Claims Specialist II – Coordination of Benefits (COB)
Do you enjoy solving complex claims issues, investigating coverage details, and ensuring members receive accurate benefits?
We’re looking for a Claims Specialist II to join a growing healthcare operations team. This is an excellent opportunity for a claims professional who thrives on problem-solving, enjoys working with data and documentation, and takes pride in delivering accurate results.
The ideal candidate will have experience in medical claims processing and a strong understanding of Coordination of Benefits (COB). If you’ve worked with multiple insurance coverages, determined primary versus secondary payers, resolved claim discrepancies, and recovered overpayments, we’d love to hear from you.
What You’ll Be Doing
As a Claims Specialist II, you’ll play a critical role in ensuring claims are processed accurately, benefits are coordinated correctly, and members, providers, and internal stakeholders receive exceptional service.
Your responsibilities will include:
- Reviewing and processing medical claims with accuracy and attention to detail.
- Researching and resolving claim edits, denials, and payment discrepancies.
- Determining primary and secondary insurance coverage when members have multiple health plans.
- Applying Coordination of Benefits (COB) rules, including subscriber status, effective dates, plan types, and Medicare coordination guidelines.
- Updating claims and coverage records to ensure accurate claim adjudication.
- Investigating previously processed claims and making necessary benefit adjustments.
- Identifying and recovering overpayments through refunds, reprocessing, and recovery efforts.
- Communicating with members, providers, healthcare organizations, and insurance carriers to verify coverage and resolve claim issues.
- Reviewing quality audits and implementing corrections to maintain compliance and processing accuracy.

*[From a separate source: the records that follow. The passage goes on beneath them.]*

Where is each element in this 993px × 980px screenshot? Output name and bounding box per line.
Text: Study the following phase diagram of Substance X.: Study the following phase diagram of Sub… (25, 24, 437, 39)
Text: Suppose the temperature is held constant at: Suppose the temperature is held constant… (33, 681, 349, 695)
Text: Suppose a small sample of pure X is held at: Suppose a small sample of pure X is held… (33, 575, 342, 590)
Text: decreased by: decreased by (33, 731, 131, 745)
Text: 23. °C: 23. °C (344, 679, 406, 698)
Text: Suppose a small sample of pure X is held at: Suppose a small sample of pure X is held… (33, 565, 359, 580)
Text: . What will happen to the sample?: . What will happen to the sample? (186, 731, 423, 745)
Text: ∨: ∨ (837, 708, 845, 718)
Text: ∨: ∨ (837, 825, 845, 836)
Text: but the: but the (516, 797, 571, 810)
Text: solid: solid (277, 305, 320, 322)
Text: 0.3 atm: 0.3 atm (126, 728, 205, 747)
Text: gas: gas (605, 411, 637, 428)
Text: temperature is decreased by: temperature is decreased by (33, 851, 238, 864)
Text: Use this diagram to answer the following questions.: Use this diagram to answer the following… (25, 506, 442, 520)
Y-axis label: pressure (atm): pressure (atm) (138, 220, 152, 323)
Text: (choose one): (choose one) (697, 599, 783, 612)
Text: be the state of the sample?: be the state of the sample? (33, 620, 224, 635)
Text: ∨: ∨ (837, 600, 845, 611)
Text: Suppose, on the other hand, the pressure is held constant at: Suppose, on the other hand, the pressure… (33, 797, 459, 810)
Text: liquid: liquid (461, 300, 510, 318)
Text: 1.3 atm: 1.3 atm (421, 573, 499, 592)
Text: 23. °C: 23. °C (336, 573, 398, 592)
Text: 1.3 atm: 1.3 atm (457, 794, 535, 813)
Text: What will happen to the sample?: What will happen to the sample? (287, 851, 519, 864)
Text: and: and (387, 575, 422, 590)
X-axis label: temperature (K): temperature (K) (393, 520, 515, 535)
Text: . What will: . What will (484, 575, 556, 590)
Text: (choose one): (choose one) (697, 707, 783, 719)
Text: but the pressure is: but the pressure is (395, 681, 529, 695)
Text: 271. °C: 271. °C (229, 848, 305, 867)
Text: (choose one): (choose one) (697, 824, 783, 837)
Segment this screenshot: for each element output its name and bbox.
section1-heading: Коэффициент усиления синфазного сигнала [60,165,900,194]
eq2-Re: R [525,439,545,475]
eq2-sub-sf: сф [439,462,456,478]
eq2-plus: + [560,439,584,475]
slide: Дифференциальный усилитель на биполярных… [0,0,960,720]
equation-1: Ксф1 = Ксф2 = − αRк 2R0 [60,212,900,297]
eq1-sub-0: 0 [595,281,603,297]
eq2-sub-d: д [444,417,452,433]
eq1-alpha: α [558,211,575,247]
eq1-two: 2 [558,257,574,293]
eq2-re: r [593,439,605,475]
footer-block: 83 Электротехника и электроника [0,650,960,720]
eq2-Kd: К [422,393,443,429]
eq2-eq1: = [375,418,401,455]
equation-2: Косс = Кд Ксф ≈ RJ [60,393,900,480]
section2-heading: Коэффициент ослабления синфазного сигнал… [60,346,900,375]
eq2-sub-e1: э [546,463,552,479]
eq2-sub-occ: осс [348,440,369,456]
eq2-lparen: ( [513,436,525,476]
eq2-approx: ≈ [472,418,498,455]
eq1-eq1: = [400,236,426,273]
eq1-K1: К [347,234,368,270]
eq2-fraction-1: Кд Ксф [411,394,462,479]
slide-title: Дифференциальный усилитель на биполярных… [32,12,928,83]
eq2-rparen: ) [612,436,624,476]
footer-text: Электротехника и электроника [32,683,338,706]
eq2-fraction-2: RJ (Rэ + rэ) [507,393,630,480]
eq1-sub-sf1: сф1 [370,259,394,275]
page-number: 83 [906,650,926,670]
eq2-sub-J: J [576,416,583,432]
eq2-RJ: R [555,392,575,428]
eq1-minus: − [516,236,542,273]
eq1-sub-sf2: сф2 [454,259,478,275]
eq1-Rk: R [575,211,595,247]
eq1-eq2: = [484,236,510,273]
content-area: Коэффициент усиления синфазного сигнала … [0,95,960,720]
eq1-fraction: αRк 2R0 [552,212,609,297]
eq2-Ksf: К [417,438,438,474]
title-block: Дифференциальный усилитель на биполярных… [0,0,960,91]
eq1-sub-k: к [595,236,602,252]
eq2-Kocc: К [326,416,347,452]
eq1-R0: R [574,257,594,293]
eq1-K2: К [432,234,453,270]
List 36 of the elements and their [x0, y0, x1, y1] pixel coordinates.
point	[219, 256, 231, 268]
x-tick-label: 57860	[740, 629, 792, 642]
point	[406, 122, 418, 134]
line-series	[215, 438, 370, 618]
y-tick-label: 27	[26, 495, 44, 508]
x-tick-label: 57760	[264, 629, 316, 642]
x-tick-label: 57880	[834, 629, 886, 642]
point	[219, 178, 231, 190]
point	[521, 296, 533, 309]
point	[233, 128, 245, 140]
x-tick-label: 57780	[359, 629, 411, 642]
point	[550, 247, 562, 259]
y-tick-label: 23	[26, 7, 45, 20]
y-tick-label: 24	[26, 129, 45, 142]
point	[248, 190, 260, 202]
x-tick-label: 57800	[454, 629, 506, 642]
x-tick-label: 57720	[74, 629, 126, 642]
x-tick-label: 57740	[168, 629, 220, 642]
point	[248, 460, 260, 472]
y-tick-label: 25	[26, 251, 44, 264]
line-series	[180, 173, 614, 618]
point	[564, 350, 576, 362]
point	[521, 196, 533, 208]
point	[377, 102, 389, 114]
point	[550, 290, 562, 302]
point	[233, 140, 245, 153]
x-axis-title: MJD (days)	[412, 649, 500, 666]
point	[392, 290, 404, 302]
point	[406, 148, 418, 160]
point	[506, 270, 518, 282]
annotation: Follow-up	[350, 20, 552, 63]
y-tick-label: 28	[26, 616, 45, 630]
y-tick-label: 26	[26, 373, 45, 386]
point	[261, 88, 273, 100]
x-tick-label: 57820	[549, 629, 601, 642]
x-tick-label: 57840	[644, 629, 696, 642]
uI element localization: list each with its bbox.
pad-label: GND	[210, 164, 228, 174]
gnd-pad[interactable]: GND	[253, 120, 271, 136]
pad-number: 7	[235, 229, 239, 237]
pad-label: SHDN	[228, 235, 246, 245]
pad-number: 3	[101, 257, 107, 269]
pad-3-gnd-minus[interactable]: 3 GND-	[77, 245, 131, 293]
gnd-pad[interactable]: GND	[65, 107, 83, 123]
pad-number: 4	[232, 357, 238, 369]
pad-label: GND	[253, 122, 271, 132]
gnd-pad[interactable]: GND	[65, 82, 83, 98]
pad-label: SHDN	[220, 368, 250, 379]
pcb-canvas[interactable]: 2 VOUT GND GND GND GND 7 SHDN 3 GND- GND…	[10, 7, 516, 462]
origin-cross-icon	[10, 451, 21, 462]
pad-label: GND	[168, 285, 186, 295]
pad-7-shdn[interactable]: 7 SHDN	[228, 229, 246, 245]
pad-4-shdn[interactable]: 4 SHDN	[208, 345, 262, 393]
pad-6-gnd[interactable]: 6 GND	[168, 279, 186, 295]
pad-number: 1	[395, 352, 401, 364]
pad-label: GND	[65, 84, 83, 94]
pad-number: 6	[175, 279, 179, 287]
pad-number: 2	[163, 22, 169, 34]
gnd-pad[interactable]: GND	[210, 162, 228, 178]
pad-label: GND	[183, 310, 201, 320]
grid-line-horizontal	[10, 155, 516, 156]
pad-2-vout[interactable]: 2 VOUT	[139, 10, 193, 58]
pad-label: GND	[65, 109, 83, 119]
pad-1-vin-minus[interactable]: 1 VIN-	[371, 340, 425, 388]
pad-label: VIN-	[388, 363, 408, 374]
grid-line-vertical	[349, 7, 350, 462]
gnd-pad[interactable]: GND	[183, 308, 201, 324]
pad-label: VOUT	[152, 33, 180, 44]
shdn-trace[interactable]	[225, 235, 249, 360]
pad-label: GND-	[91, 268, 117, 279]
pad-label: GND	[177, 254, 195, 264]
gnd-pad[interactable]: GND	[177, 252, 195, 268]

- Supporting special projects, process improvements, system updates, and departmental initiatives as needed.
What We’re Looking For
Required Qualifications
- High School Diploma or equivalent.
- Minimum of two (2) years of medical claims processing experience.
- Strong analytical and investigative skills with the ability to resolve complex claims issues.
- Excellent written and verbal communication skills.
- Ability to prioritize and manage multiple tasks in a fast-paced environment.
- Proficiency with claims processing systems and Microsoft Office applications.
Preferred Experience
- Coordination of Benefits (COB) processing experience.
- Experience determining primary versus secondary insurance coverage.
- Knowledge of Medicare coordination and payer primacy guidelines.
- Experience researching claim discrepancies and resolving overpayments.
- Healthcare insurance, payer, or benefits administration experience.
Why This Opportunity?
This role offers the chance to work on challenging claims scenarios that require critical thinking, investigation, and problem-solving. You’ll be part of a collaborative team focused on delivering quality service, maintaining financial accuracy, and supporting positive outcomes for members and providers.
If you’re looking for a position where your claims expertise can make a meaningful impact while continuing to grow your healthcare operations career, we encourage you to apply.
Ideal Backgrounds
- Medical Claims Specialist
- Claims Examiner
- Coordination of Benefits Specialist
- Claims Analyst
- Healthcare Benefits Specialist
- Medical Billing & Claims Professional
Join a team where accuracy matters, problem-solving is valued, and your expertise helps ensure members receive the benefits they deserve.